L’objectif général de ma thèse a été de comprendre comment les protéines de la triade sont-elles adressées dans leur compartiment spécifique, par quels mécanimes y sont-elles confinées.

La contraction musculaire est un mécanisme régit par de multiples éléments et chacun de ces éléments a un rôle prépondérant à jouer. Le message nerveux émit par le motoneurone doit être traduit en une libération massive de calcium permettant aux myofilaments de se contracter. C’est dans la transformation du message nerveux en un message chimique (libération calcique) que la triade à une place majeure. Pour aboutir à une importante sortie de calcium, il faut que la structure triadique en elle-même soit parfaitement formée c'est-à-dire que les contacts reticulum-membrane plasmique (RS/tubule-t) soient présents et que les protéines du CRC soient parfaitement localisées et agencées dans les triades. RyR1 et DHPR, chacun dans des membranes différentes, doivent se faire face pour interagir physiquement. Les autres protéines du CRC comme la triadine, la junctine ou la calséquestrine sont également des points clés dans la modulation des relâchements de calcium.

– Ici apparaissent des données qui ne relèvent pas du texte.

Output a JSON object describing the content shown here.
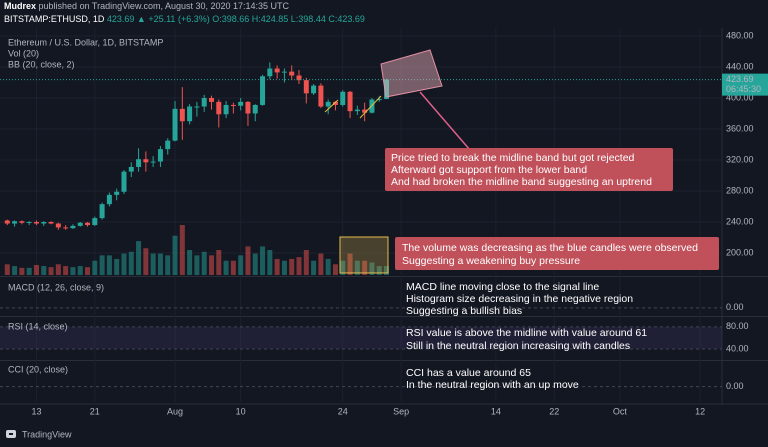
{
  "header": {
    "author": "Mudrex",
    "published": "published on TradingView.com, August 30, 2020 17:14:35 UTC"
  },
  "legend": {
    "symbol": "BITSTAMP:ETHUSD, 1D",
    "price": "423.69",
    "change": "▲ +25.11 (+6.3%)",
    "ohlc": "O:398.66 H:424.85 L:398.44 C:423.69"
  },
  "chart_data": [
    {
      "type": "candlestick",
      "title": "Ethereum / U.S. Dollar, 1D, BITSTAMP",
      "volume_title": "Vol (20)",
      "study_title": "BB (20, close, 2)",
      "x": [
        "2020-07-09",
        "2020-07-10",
        "2020-07-11",
        "2020-07-12",
        "2020-07-13",
        "2020-07-14",
        "2020-07-15",
        "2020-07-16",
        "2020-07-17",
        "2020-07-18",
        "2020-07-19",
        "2020-07-20",
        "2020-07-21",
        "2020-07-22",
        "2020-07-23",
        "2020-07-24",
        "2020-07-25",
        "2020-07-26",
        "2020-07-27",
        "2020-07-28",
        "2020-07-29",
        "2020-07-30",
        "2020-07-31",
        "2020-08-01",
        "2020-08-02",
        "2020-08-03",
        "2020-08-04",
        "2020-08-05",
        "2020-08-06",
        "2020-08-07",
        "2020-08-08",
        "2020-08-09",
        "2020-08-10",
        "2020-08-11",
        "2020-08-12",
        "2020-08-13",
        "2020-08-14",
        "2020-08-15",
        "2020-08-16",
        "2020-08-17",
        "2020-08-18",
        "2020-08-19",
        "2020-08-20",
        "2020-08-21",
        "2020-08-22",
        "2020-08-23",
        "2020-08-24",
        "2020-08-25",
        "2020-08-26",
        "2020-08-27",
        "2020-08-28",
        "2020-08-29",
        "2020-08-30"
      ],
      "open": [
        242,
        238,
        241,
        239,
        240,
        238,
        240,
        238,
        233,
        232,
        235,
        239,
        236,
        245,
        263,
        275,
        279,
        305,
        311,
        321,
        317,
        318,
        334,
        345,
        386,
        370,
        389,
        389,
        400,
        395,
        379,
        391,
        390,
        395,
        380,
        391,
        428,
        438,
        433,
        434,
        429,
        423,
        406,
        416,
        389,
        395,
        391,
        408,
        383,
        385,
        381,
        398,
        398.66
      ],
      "high": [
        243,
        242,
        242,
        241,
        242,
        241,
        241,
        239,
        236,
        237,
        240,
        240,
        247,
        265,
        278,
        283,
        307,
        317,
        335,
        331,
        325,
        338,
        348,
        396,
        414,
        392,
        395,
        404,
        403,
        398,
        396,
        394,
        400,
        396,
        392,
        430,
        446,
        442,
        438,
        442,
        436,
        426,
        418,
        419,
        398,
        396,
        410,
        409,
        390,
        394,
        400,
        402,
        424.85
      ],
      "low": [
        236,
        234,
        237,
        236,
        236,
        235,
        237,
        230,
        230,
        231,
        234,
        234,
        235,
        243,
        260,
        268,
        276,
        298,
        305,
        305,
        311,
        311,
        327,
        344,
        346,
        366,
        376,
        382,
        385,
        362,
        374,
        380,
        384,
        364,
        370,
        390,
        424,
        425,
        420,
        423,
        418,
        393,
        404,
        387,
        379,
        384,
        389,
        374,
        378,
        370,
        380,
        395,
        398.44
      ],
      "close": [
        238,
        241,
        239,
        240,
        238,
        240,
        238,
        233,
        232,
        235,
        239,
        236,
        245,
        263,
        275,
        279,
        305,
        311,
        321,
        317,
        318,
        334,
        345,
        386,
        370,
        389,
        389,
        400,
        395,
        379,
        391,
        390,
        395,
        380,
        391,
        428,
        438,
        433,
        434,
        429,
        423,
        406,
        416,
        389,
        395,
        391,
        408,
        383,
        385,
        381,
        398,
        398.66,
        423.69
      ],
      "volume": [
        30,
        25,
        20,
        20,
        28,
        25,
        22,
        30,
        25,
        22,
        25,
        22,
        40,
        55,
        55,
        45,
        60,
        65,
        95,
        75,
        60,
        60,
        55,
        110,
        140,
        70,
        55,
        65,
        55,
        70,
        40,
        40,
        55,
        80,
        60,
        80,
        70,
        45,
        40,
        45,
        50,
        70,
        40,
        60,
        45,
        30,
        40,
        60,
        40,
        40,
        35,
        25,
        25
      ],
      "up_color": "#26a69a",
      "down_color": "#ef5350",
      "ylim": [
        171.6,
        490.3
      ],
      "yticks": [
        {
          "value": 480,
          "label": "480.00"
        },
        {
          "value": 440,
          "label": "440.00"
        },
        {
          "value": 400,
          "label": "400.00"
        },
        {
          "value": 360,
          "label": "360.00"
        },
        {
          "value": 320,
          "label": "320.00"
        },
        {
          "value": 280,
          "label": "280.00"
        },
        {
          "value": 240,
          "label": "240.00"
        },
        {
          "value": 200,
          "label": "200.00"
        }
      ],
      "xlim": [
        "2020-07-08",
        "2020-10-15"
      ],
      "xticks": [
        {
          "value": "2020-07-13",
          "label": "13"
        },
        {
          "value": "2020-07-21",
          "label": "21"
        },
        {
          "value": "2020-08-01",
          "label": "Aug"
        },
        {
          "value": "2020-08-10",
          "label": "10"
        },
        {
          "value": "2020-08-24",
          "label": "24"
        },
        {
          "value": "2020-09-01",
          "label": "Sep"
        },
        {
          "value": "2020-09-14",
          "label": "14"
        },
        {
          "value": "2020-09-22",
          "label": "22"
        },
        {
          "value": "2020-10-01",
          "label": "Oct"
        },
        {
          "value": "2020-10-12",
          "label": "12"
        }
      ],
      "last_price_label": "423.69",
      "countdown": "06:45:30"
    },
    {
      "type": "pane",
      "title": "MACD (12, 26, close, 9)",
      "ylim": [
        -12,
        50
      ],
      "yticks": [
        {
          "value": 0,
          "label": "0.00"
        }
      ]
    },
    {
      "type": "pane",
      "title": "RSI (14, close)",
      "ylim": [
        20,
        96
      ],
      "yticks": [
        {
          "value": 80,
          "label": "80.00"
        },
        {
          "value": 40,
          "label": "40.00"
        }
      ]
    },
    {
      "type": "pane",
      "title": "CCI (20, close)",
      "ylim": [
        -250,
        400
      ],
      "yticks": [
        {
          "value": 0,
          "label": "0.00"
        }
      ]
    }
  ],
  "annotations": {
    "price": [
      "Price tried to break the midline band but got rejected",
      "Afterward got support from the lower band",
      "And had broken the midline band suggesting an uptrend"
    ],
    "volume": [
      "The volume was decreasing as the blue candles were observed",
      "Suggesting a weakening buy pressure"
    ],
    "macd": [
      "MACD line moving close to the signal line",
      "Histogram size decreasing in the negative region",
      "Suggesting a bullish bias"
    ],
    "rsi": [
      "RSI value is above the midline with value around 61",
      "Still in the neutral region increasing with candles"
    ],
    "cci": [
      "CCI has a value around 65",
      "In the neutral region with an up move"
    ]
  },
  "footer": {
    "brand": "TradingView"
  }
}
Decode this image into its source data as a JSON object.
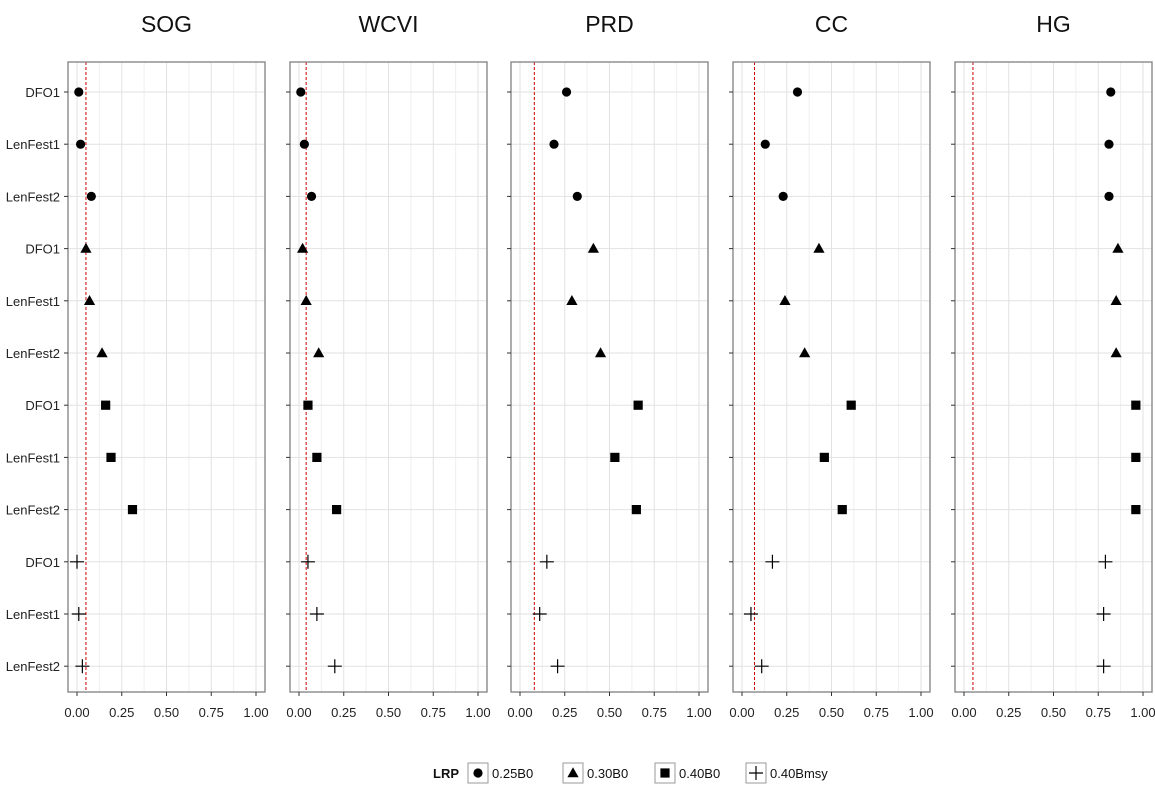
{
  "chart_data": {
    "type": "scatter",
    "title": "",
    "xlabel": "",
    "ylabel": "",
    "xlim": [
      0,
      1
    ],
    "x_ticks": [
      "0.00",
      "0.25",
      "0.50",
      "0.75",
      "1.00"
    ],
    "x_tick_values": [
      0,
      0.25,
      0.5,
      0.75,
      1.0
    ],
    "grid": true,
    "legend_position": "bottom",
    "categories": [
      "DFO1",
      "LenFest1",
      "LenFest2",
      "DFO1",
      "LenFest1",
      "LenFest2",
      "DFO1",
      "LenFest1",
      "LenFest2",
      "DFO1",
      "LenFest1",
      "LenFest2"
    ],
    "legend": {
      "title": "LRP",
      "entries": [
        {
          "label": "0.25B0",
          "shape": "circle"
        },
        {
          "label": "0.30B0",
          "shape": "triangle"
        },
        {
          "label": "0.40B0",
          "shape": "square"
        },
        {
          "label": "0.40Bmsy",
          "shape": "cross"
        }
      ]
    },
    "marker_color": "#000000",
    "reference_line_color": "#cc0000",
    "facets": [
      {
        "name": "SOG",
        "reference_line": 0.05,
        "series": [
          {
            "name": "0.25B0",
            "values": [
              0.01,
              0.02,
              0.08
            ]
          },
          {
            "name": "0.30B0",
            "values": [
              0.05,
              0.07,
              0.14
            ]
          },
          {
            "name": "0.40B0",
            "values": [
              0.16,
              0.19,
              0.31
            ]
          },
          {
            "name": "0.40Bmsy",
            "values": [
              0.0,
              0.01,
              0.03
            ]
          }
        ]
      },
      {
        "name": "WCVI",
        "reference_line": 0.04,
        "series": [
          {
            "name": "0.25B0",
            "values": [
              0.01,
              0.03,
              0.07
            ]
          },
          {
            "name": "0.30B0",
            "values": [
              0.02,
              0.04,
              0.11
            ]
          },
          {
            "name": "0.40B0",
            "values": [
              0.05,
              0.1,
              0.21
            ]
          },
          {
            "name": "0.40Bmsy",
            "values": [
              0.05,
              0.1,
              0.2
            ]
          }
        ]
      },
      {
        "name": "PRD",
        "reference_line": 0.08,
        "series": [
          {
            "name": "0.25B0",
            "values": [
              0.26,
              0.19,
              0.32
            ]
          },
          {
            "name": "0.30B0",
            "values": [
              0.41,
              0.29,
              0.45
            ]
          },
          {
            "name": "0.40B0",
            "values": [
              0.66,
              0.53,
              0.65
            ]
          },
          {
            "name": "0.40Bmsy",
            "values": [
              0.15,
              0.11,
              0.21
            ]
          }
        ]
      },
      {
        "name": "CC",
        "reference_line": 0.07,
        "series": [
          {
            "name": "0.25B0",
            "values": [
              0.31,
              0.13,
              0.23
            ]
          },
          {
            "name": "0.30B0",
            "values": [
              0.43,
              0.24,
              0.35
            ]
          },
          {
            "name": "0.40B0",
            "values": [
              0.61,
              0.46,
              0.56
            ]
          },
          {
            "name": "0.40Bmsy",
            "values": [
              0.17,
              0.05,
              0.11
            ]
          }
        ]
      },
      {
        "name": "HG",
        "reference_line": 0.05,
        "series": [
          {
            "name": "0.25B0",
            "values": [
              0.82,
              0.81,
              0.81
            ]
          },
          {
            "name": "0.30B0",
            "values": [
              0.86,
              0.85,
              0.85
            ]
          },
          {
            "name": "0.40B0",
            "values": [
              0.96,
              0.96,
              0.96
            ]
          },
          {
            "name": "0.40Bmsy",
            "values": [
              0.79,
              0.78,
              0.78
            ]
          }
        ]
      }
    ]
  }
}
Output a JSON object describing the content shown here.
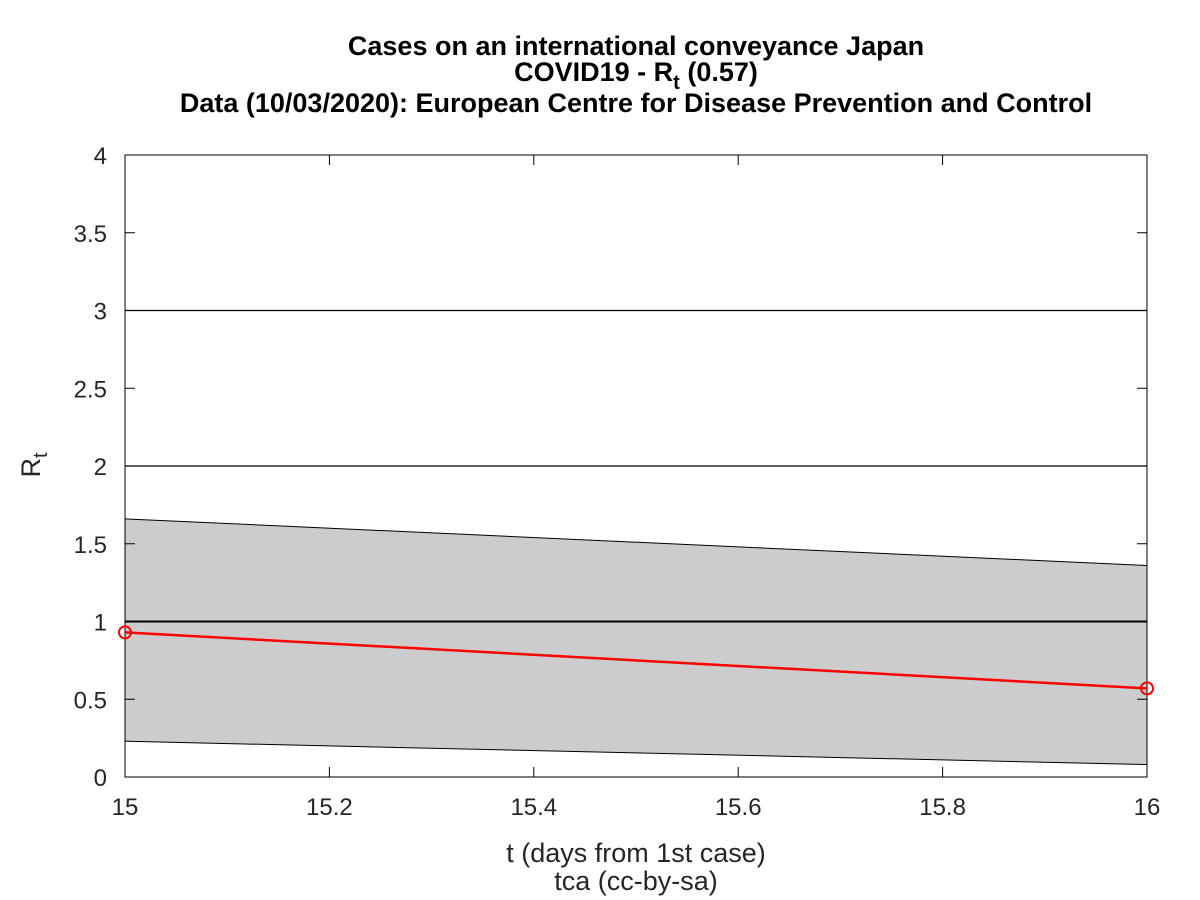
{
  "chart_data": {
    "type": "line",
    "title_lines": {
      "line1": "Cases on an international conveyance Japan",
      "line2_prefix": "COVID19 - R",
      "line2_sub": "t",
      "line2_suffix": " (0.57)",
      "line3": "Data (10/03/2020): European Centre for Disease Prevention and Control"
    },
    "xlabel": "t (days from 1st case)",
    "footer": "tca (cc-by-sa)",
    "ylabel_main": "R",
    "ylabel_sub": "t",
    "xlim": [
      15,
      16
    ],
    "ylim": [
      0,
      4
    ],
    "x_ticks": [
      15,
      15.2,
      15.4,
      15.6,
      15.8,
      16
    ],
    "x_tick_labels": [
      "15",
      "15.2",
      "15.4",
      "15.6",
      "15.8",
      "16"
    ],
    "y_ticks": [
      0,
      0.5,
      1,
      1.5,
      2,
      2.5,
      3,
      3.5,
      4
    ],
    "y_tick_labels": [
      "0",
      "0.5",
      "1",
      "1.5",
      "2",
      "2.5",
      "3",
      "3.5",
      "4"
    ],
    "reference_lines": [
      1,
      2,
      3
    ],
    "series": [
      {
        "x": [
          15,
          16
        ],
        "values": [
          0.93,
          0.57
        ],
        "color": "#ff0000",
        "marker": "circle"
      }
    ],
    "band": {
      "x": [
        15,
        16
      ],
      "lower": [
        0.23,
        0.08
      ],
      "upper": [
        1.66,
        1.36
      ],
      "color": "#cccccc"
    }
  }
}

Néanmoins, peu de choses sont actuellement comprises sur les mécanismes responsables de l’adressage spécifique et de la rétention précise des protéines du CRC à la triade.

Mon travail de thèse a été divisé en trois parties. Les deux premières parties portent sur l’étude des mécanismes d’adressage et de rétention de la triadine à la triade, tout au long de la différenciation musculaire. Une partie de cette étude a fait l’objet d’un article en cours de soumission. J’ai également pris part à un projet visant à déchiffrer l’implication du réseau de microtubules, et notamment le rôle de MAP6, dans le fonctionnement musculaire. Cette partie de mon travail sera décrite dans un troisième chapitre et a fait l’objet d’une publication présentée dans ce manuscrit.